The SEC charges Farkas with violations of antifraud, reporting, books and records and internal controls provisions of the federal securities laws. The industry regulator seeks permanent injunctive relief, disgorgement of ill-gotten gains with prejudgment interest, and financial penalties. They will also seek an officer-and-director bar against Farkas as well as an equitable order prohibiting him from serving in a senior financial institution and from holding any position involving financial reporting or disclosure at a public company.
If found guilty on criminal charges, Farkas could face a maximum of 435 years in jail, $13.8 million in fines, and the forfeiture of $22 million, according to court papers.
No Royal Treatment for Alleged Ponzi Schemer
By Securities Law on Jun 15, 2010 | In Legal Actions
New York-based money manager Guy Albert de Chimay and his firm Chimay Capital Management, Inc. were charged by the Securities and Exchange Commission (SEC) on June 11, 2010 for committing securities fraud and stealing millions of dollars from clients.

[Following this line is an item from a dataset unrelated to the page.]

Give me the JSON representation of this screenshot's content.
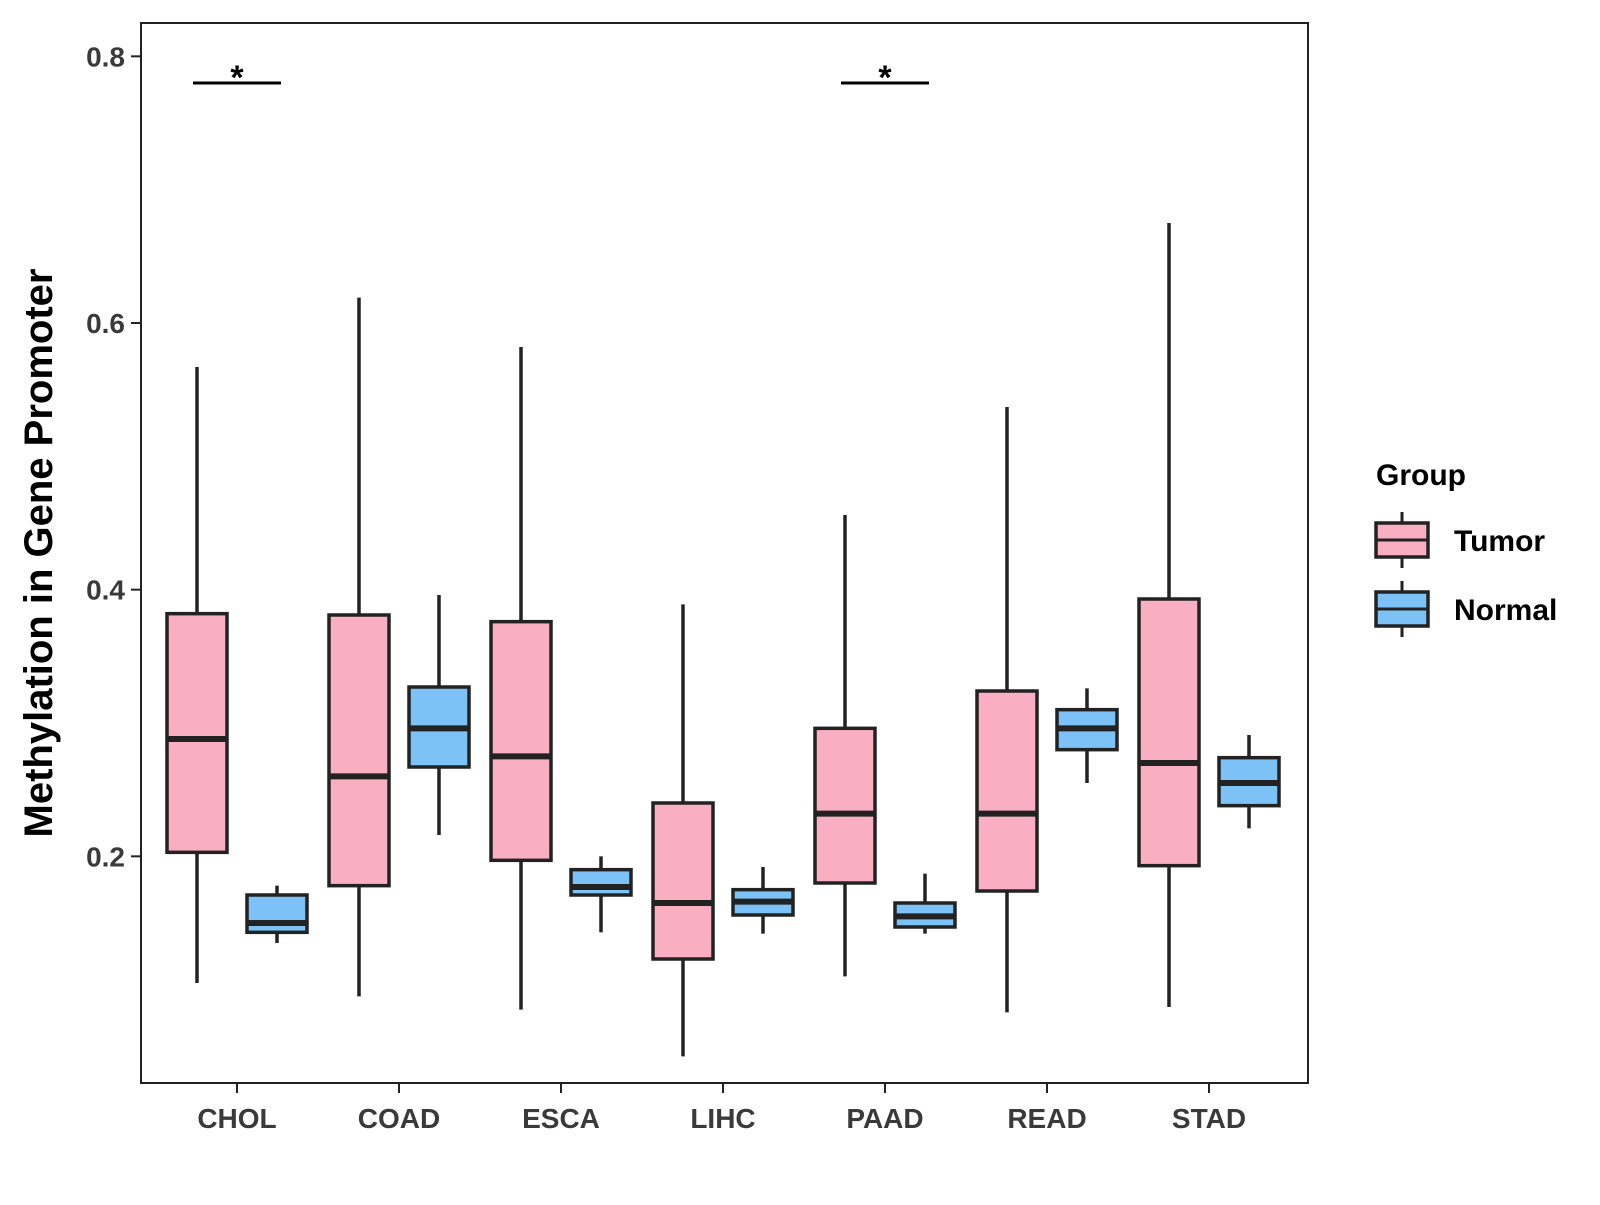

According to the SEC complaint, Chimay claimed to be related to the current head of the Chimay royal family of Belgium and used the phony connection to secure investments in an investment vehicle known as the “Bridge Loan Facility” (BLF) since in 2008. The BLF was allegedly advertised as pooling investor funds with millions of dollars of Chimay royal family money to make safe and profitable short-term loans to companies. Chimay purportedly guaranteed fixed annual returns of 12 percent to investors, regardless of the actually performance of the loans.
Investors were told that “Chimay Capital had a long and profitable history as the U.S. investment arm for the Chimay royal family and a privileged circle of family friends, and the BLF investment opportunity was being made available to only a few chosen outsiders”, according to the SEC’s claims.
The SEC alleges that there is no evidence that any bridge loans were actually made. The industry regulator insists that Chimay falsified bank statements to hide the fraud, and siphoned at least $6 million into his personal bank account or spent the money on expenses unrelated to the firm. The reported list of expenses include mortgage payments on his multi-million dollar home in the Hamptons, $500,000 for divorce attorney fees, and massive credit card bills.
The SEC seeks permanent injunctions barring future violations of the charged securities laws, disgorgement of the defendants’ ill-gotten gains plus pre-judgment interest, and financial penalties from the defendants.